Former aux gestes de premier secours, une priorité
En tant qu’ambulancier, j’ai passé ma formation pour savoir comment utiliser un défibrillateur et j’ai trouvé cela si simple que j’estime que tout le monde devrait pouvoir s’en servir. Il devrait en avoir dans tous les lieux publics (comme dans la majorité des pays européens). Le fonctionnement est si simple et cela peut sauver tant de vies… Mais le souci en France est que peu de personnes savent faire un bon MCE (Massage Cardiaque Externe) ou un bouche à bouche ; cela peut s’apprendre en moins d’une matinée (d’ailleurs dans presque tous les pays de la communauté, c’est un cours qui existe à l’école au même titre que les maths et le français ! Heureusement que certaines personnes pensent que sauver des vies est aussi (voire plus) important que de savoir résoudre une équation ! Gaël, Nantes


Les enfants aussi …
> Le 31 décembre 2008, notre vie a basculé dans l’horreur. Mon fils Théau, âgé de 8 ans et demi, jouait dehors avec ses camarades. Il s’est écroulé , il a fait un arrêt cardiaque.

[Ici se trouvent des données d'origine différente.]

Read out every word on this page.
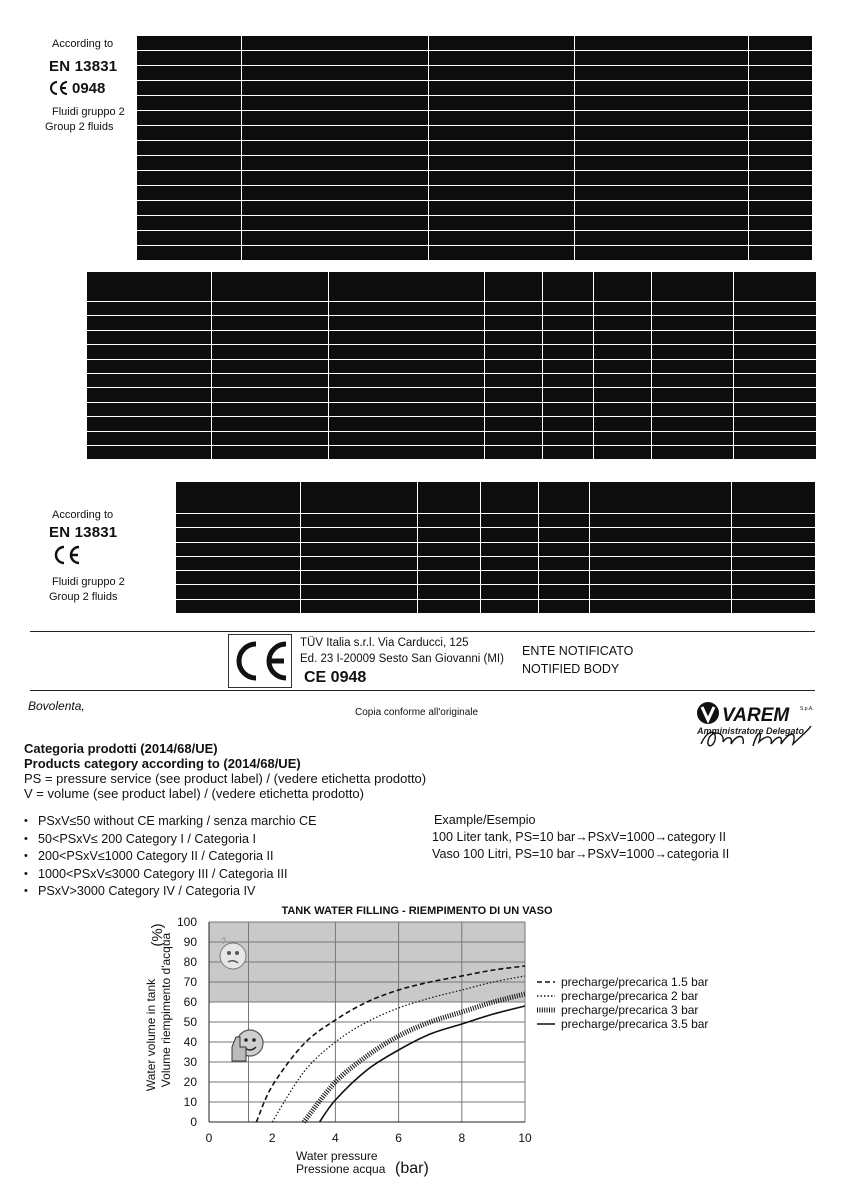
According to
EN 13831
0948
Fluidi gruppo 2
Group 2 fluids

According to
EN 13831
Fluidi gruppo 2
Group 2 fluids

TÜV Italia s.r.l. Via Carducci, 125
Ed. 23 I-20009 Sesto San Giovanni (MI)
CE 0948
ENTE NOTIFICATO
NOTIFIED BODY
Bovolenta,	Copia conforme all'originale	VAREM S.p.A.
Amministratore Delegato
Categoria prodotti (2014/68/UE)
Products category according to (2014/68/UE)
PS = pressure service (see product label) / (vedere etichetta prodotto)
V = volume (see product label) / (vedere etichetta prodotto)
• PSxV≤50 without CE marking / senza marchio CE
• 50<PSxV≤ 200 Category I / Categoria I
• 200<PSxV≤1000 Category II / Categoria II
• 1000<PSxV≤3000 Category III / Categoria III
• PSxV>3000 Category IV / Categoria IV
Example/Esempio
100 Liter tank, PS=10 bar→PSxV=1000→category II
Vaso 100 Litri, PS=10 bar→PSxV=1000→categoria II
0
10
20
30
40
50
60
70
80
90
100
0	2	4	6	8	10
TANK WATER FILLING - RIEMPIMENTO DI UN VASO
Water pressure
Pressione acqua (bar)
Water volume in tank Volume riempimento d'acqua
(%)
precharge/precarica 1.5 bar
precharge/precarica 2 bar
precharge/precarica 3 bar
precharge/precarica 3.5 bar
?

Son papa, avec ses simples connaissances des gestes de premiers secours, a essayé de le sauver (il connaissait le bouche à bouche, mais pas le massage cardiaque…..). Son petit frère de 4 ans a assisté à toute cette scène horrible et traumatisante.
Les secours sont arrivés rapidement sur place.

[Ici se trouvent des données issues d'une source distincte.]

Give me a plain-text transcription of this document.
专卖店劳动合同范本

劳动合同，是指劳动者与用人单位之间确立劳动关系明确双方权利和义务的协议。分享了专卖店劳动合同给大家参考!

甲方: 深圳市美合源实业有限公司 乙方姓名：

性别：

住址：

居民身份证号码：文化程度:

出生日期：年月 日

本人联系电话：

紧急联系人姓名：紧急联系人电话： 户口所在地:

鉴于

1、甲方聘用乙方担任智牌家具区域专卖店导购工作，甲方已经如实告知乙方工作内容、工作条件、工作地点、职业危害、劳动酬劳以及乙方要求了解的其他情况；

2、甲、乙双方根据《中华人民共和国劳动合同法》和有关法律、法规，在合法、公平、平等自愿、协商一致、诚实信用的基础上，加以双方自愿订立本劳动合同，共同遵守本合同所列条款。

Son petit cœur est reparti après 30 minutes de massages et de chocs électrique. Il a été transféré à l’hôpital, mais son état se détériorait de jour en jour. Théau s’est donc envolé le 7 janvier 2009.
L’arrêt cardiaque de Théau aurait pu se produire en d’autres circonstances , dans d’autres lieux: à l’école, en sport (c’était un grand sportif: natation, Yoseikan Budo ….) par exemple.

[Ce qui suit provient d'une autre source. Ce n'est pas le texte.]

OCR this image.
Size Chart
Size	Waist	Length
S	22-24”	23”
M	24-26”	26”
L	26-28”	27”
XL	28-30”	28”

En développant les formations aux premiers secours et en multipliant les défibrillateurs dans les lieux publics et les écoles, on pourrait pourtant sauver plus de vies
Cela peut arriver à tous, cela n’arrive pas qu’aux autres, je l’ai appris à mes dépens et je trouve que chacun d’entre nous peut potentiellement devenir le premier maillon d’un chaîne de survie. Isabelle, Liévin

> Notre fils unique Ludovic âgé de 14 ans nous a quitté le 12 janvier 2009 suite à un arrêt cardiaque en cours de sport au collège. Il était en 3ème et avait la vie devant lui. C’était un grand sportif, ceinture marron de judo il préparait sa ceinture noire. Rien oh non rien ne laissait prévoir un tel drame. Son coeur n’avait aucun problème RIEN. C’était imprévisible..
Cela peut toucher n’importe qui, n’importe où, n’importe quand. Ma femme et moi avons tout perdu ce jour maudit. Si nous continuons à survivre c’est pour lutter et obliger les écoles collèges lycées à avoir des défibrillateurs pour qu’un jour quelqu’un dise “Merci Ludovic” et pour éviter cette douleur atroce de deux parents ayant encore temps de chose à faire avec leur enfant. Pour nous c’est fini mais évitons cela a d’autres personnes… Jean-Luc, Sains En Gohelle

> Mon fils Yunès âgé de 15 ans est tombé foudroyé alors que nous nous promenions dans un parc, dimanche dernier vers 16H. Un pompier en civil lui a fait un massage cardiaque, nous essayions de lui faire du bouche à bouche, les pompiers sont arrivés, puis le SAMU. Ils ont finalement décidé de le transporter à la Pitié Salpétrière pour faire repartir le coeur. La pompe s’est arrêtée automatiquement vers 4H du matin. La mort subite ne prévient pas. Jeanne, Rosny sous bois.